Steve Crosthwaite, head of the agency's national traffic operations centre, said: "During periods of severe weather we also suggest people consider whether their journey is essential. They may want to delay their travel until conditions improve."
Those who decided to travel have been urged to travel prepared with a fully charged mobile phone, warm waterproof clothes, boots and a blanket, some food and drink, and have a torch, ice scraper, de-icer and a shovel.
The freezing weather has already caused havoc on the roads, with the AA reporting about 1,000 breakdowns an hour, while the RAC said call-outs were up 35% to 10,000.
Rail passengers have been advised to check services before travelling.
South West Trains said it would be operating a revised timetable on a number of routes on Friday - including London to Bournemouth and Weymouth, London to Salisbury and Portsmouth, and London to Reading.
East Coast Trains is lifting ticket restrictions for all journeys on its trains which arrive in, or depart from, King's Cross station in London after 10am on Friday.

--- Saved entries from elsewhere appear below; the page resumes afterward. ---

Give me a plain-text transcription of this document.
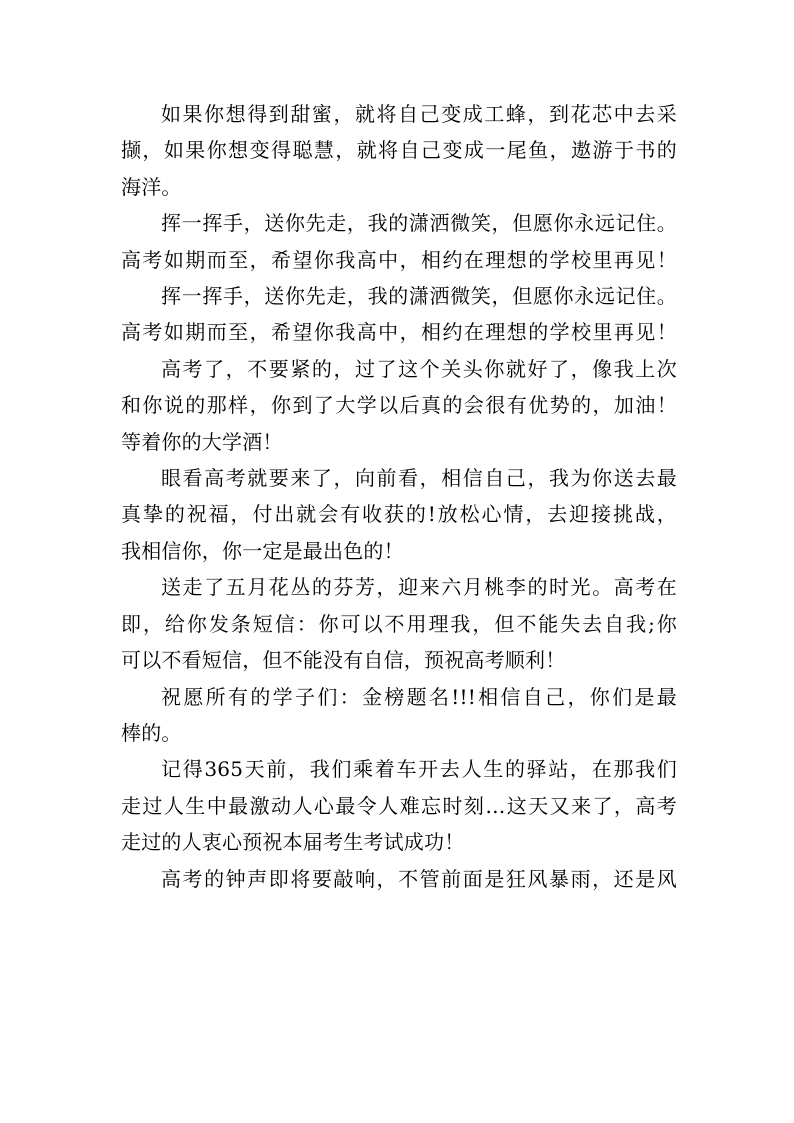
如果你想得到甜蜜，就将自己变成工蜂，到花芯中去采
撷，如果你想变得聪慧，就将自己变成一尾鱼，遨游于书的
海洋。
挥一挥手，送你先走，我的潇洒微笑，但愿你永远记住。
高考如期而至，希望你我高中，相约在理想的学校里再见！
挥一挥手，送你先走，我的潇洒微笑，但愿你永远记住。
高考如期而至，希望你我高中，相约在理想的学校里再见！
高考了，不要紧的，过了这个关头你就好了，像我上次
和你说的那样，你到了大学以后真的会很有优势的，加油！
等着你的大学酒！
眼看高考就要来了，向前看，相信自己，我为你送去最
真挚的祝福，付出就会有收获的!放松心情，去迎接挑战，
我相信你，你一定是最出色的！
送走了五月花丛的芬芳，迎来六月桃李的时光。高考在
即，给你发条短信：你可以不用理我，但不能失去自我;你
可以不看短信，但不能没有自信，预祝高考顺利！
祝愿所有的学子们：金榜题名!!!相信自己，你们是最
棒的。
记得365天前，我们乘着车开去人生的驿站，在那我们
走过人生中最激动人心最令人难忘时刻…这天又来了，高考
走过的人衷心预祝本届考生考试成功！
高考的钟声即将要敲响，不管前面是狂风暴雨，还是风
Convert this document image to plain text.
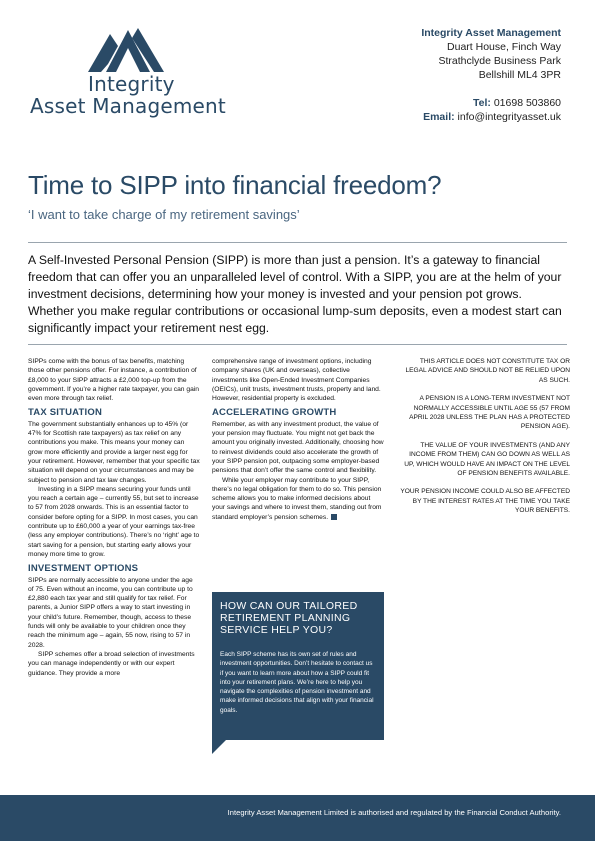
Integrity
Asset Management
Integrity Asset Management
Duart House, Finch Way
Strathclyde Business Park
Bellshill ML4 3PR
Tel: 01698 503860
Email: info@integrityasset.uk
Time to SIPP into financial freedom?
‘I want to take charge of my retirement savings’

A Self-Invested Personal Pension (SIPP) is more than just a pension. It’s a gateway to financial freedom that can offer you an unparalleled level of control. With a SIPP, you are at the helm of your investment decisions, determining how your money is invested and your pension pot grows. Whether you make regular contributions or occasional lump-sum deposits, even a modest start can significantly impact your retirement nest egg.

SIPPs come with the bonus of tax benefits, matching those other pensions offer. For instance, a contribution of £8,000 to your SIPP attracts a £2,000 top-up from the government. If you’re a higher rate taxpayer, you can gain even more through tax relief.

TAX SITUATION

The government substantially enhances up to 45% (or 47% for Scottish rate taxpayers) as tax relief on any contributions you make. This means your money can grow more efficiently and provide a larger nest egg for your retirement. However, remember that your specific tax situation will depend on your circumstances and may be subject to pension and tax law changes.

Investing in a SIPP means securing your funds until you reach a certain age – currently 55, but set to increase to 57 from 2028 onwards. This is an essential factor to consider before opting for a SIPP. In most cases, you can contribute up to £60,000 a year of your earnings tax-free (less any employer contributions). There’s no ‘right’ age to start saving for a pension, but starting early allows your money more time to grow.

INVESTMENT OPTIONS

SIPPs are normally accessible to anyone under the age of 75. Even without an income, you can contribute up to £2,880 each tax year and still qualify for tax relief. For parents, a Junior SIPP offers a way to start investing in your child’s future. Remember, though, access to these funds will only be available to your children once they reach the minimum age – again, 55 now, rising to 57 in 2028.

SIPP schemes offer a broad selection of investments you can manage independently or with our expert guidance. They provide a more

comprehensive range of investment options, including company shares (UK and overseas), collective investments like Open-Ended Investment Companies (OEICs), unit trusts, investment trusts, property and land. However, residential property is excluded.

ACCELERATING GROWTH

Remember, as with any investment product, the value of your pension may fluctuate. You might not get back the amount you originally invested. Additionally, choosing how to reinvest dividends could also accelerate the growth of your SIPP pension pot, outpacing some employer-based pensions that don’t offer the same control and flexibility.

While your employer may contribute to your SIPP, there’s no legal obligation for them to do so. This pension scheme allows you to make informed decisions about your savings and where to invest them, standing out from standard employer’s pension schemes.

HOW CAN OUR TAILORED RETIREMENT PLANNING SERVICE HELP YOU?

Each SIPP scheme has its own set of rules and investment opportunities. Don’t hesitate to contact us if you want to learn more about how a SIPP could fit into your retirement plans. We’re here to help you navigate the complexities of pension investment and make informed decisions that align with your financial goals.

THIS ARTICLE DOES NOT CONSTITUTE TAX OR LEGAL ADVICE AND SHOULD NOT BE RELIED UPON AS SUCH.

A PENSION IS A LONG-TERM INVESTMENT NOT NORMALLY ACCESSIBLE UNTIL AGE 55 (57 FROM APRIL 2028 UNLESS THE PLAN HAS A PROTECTED PENSION AGE).

THE VALUE OF YOUR INVESTMENTS (AND ANY INCOME FROM THEM) CAN GO DOWN AS WELL AS UP, WHICH WOULD HAVE AN IMPACT ON THE LEVEL OF PENSION BENEFITS AVAILABLE.

YOUR PENSION INCOME COULD ALSO BE AFFECTED BY THE INTEREST RATES AT THE TIME YOU TAKE YOUR BENEFITS.

Integrity Asset Management Limited is authorised and regulated by the Financial Conduct Authority.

A spokesman for Southeastern Trains warned "there may be disruption on some routes through the day".
London Fire Brigade has also urged caution during the "Arctic blast".
It follows the rescue of an elderly man from a serious blaze in Wembley, north London, which is believed to have been caused by a halogen heater being placed too close to flammable items.
Firefighters were also called to a fire in Fulham, west London, after an electric blanket was left on for the weekend.
British Gas said it was expecting a "huge spike of activity" for its home service engineers this weekend, predicting they would attend around 20,000 call-outs.
In Norfolk, 93 schools have been closed due to the weather.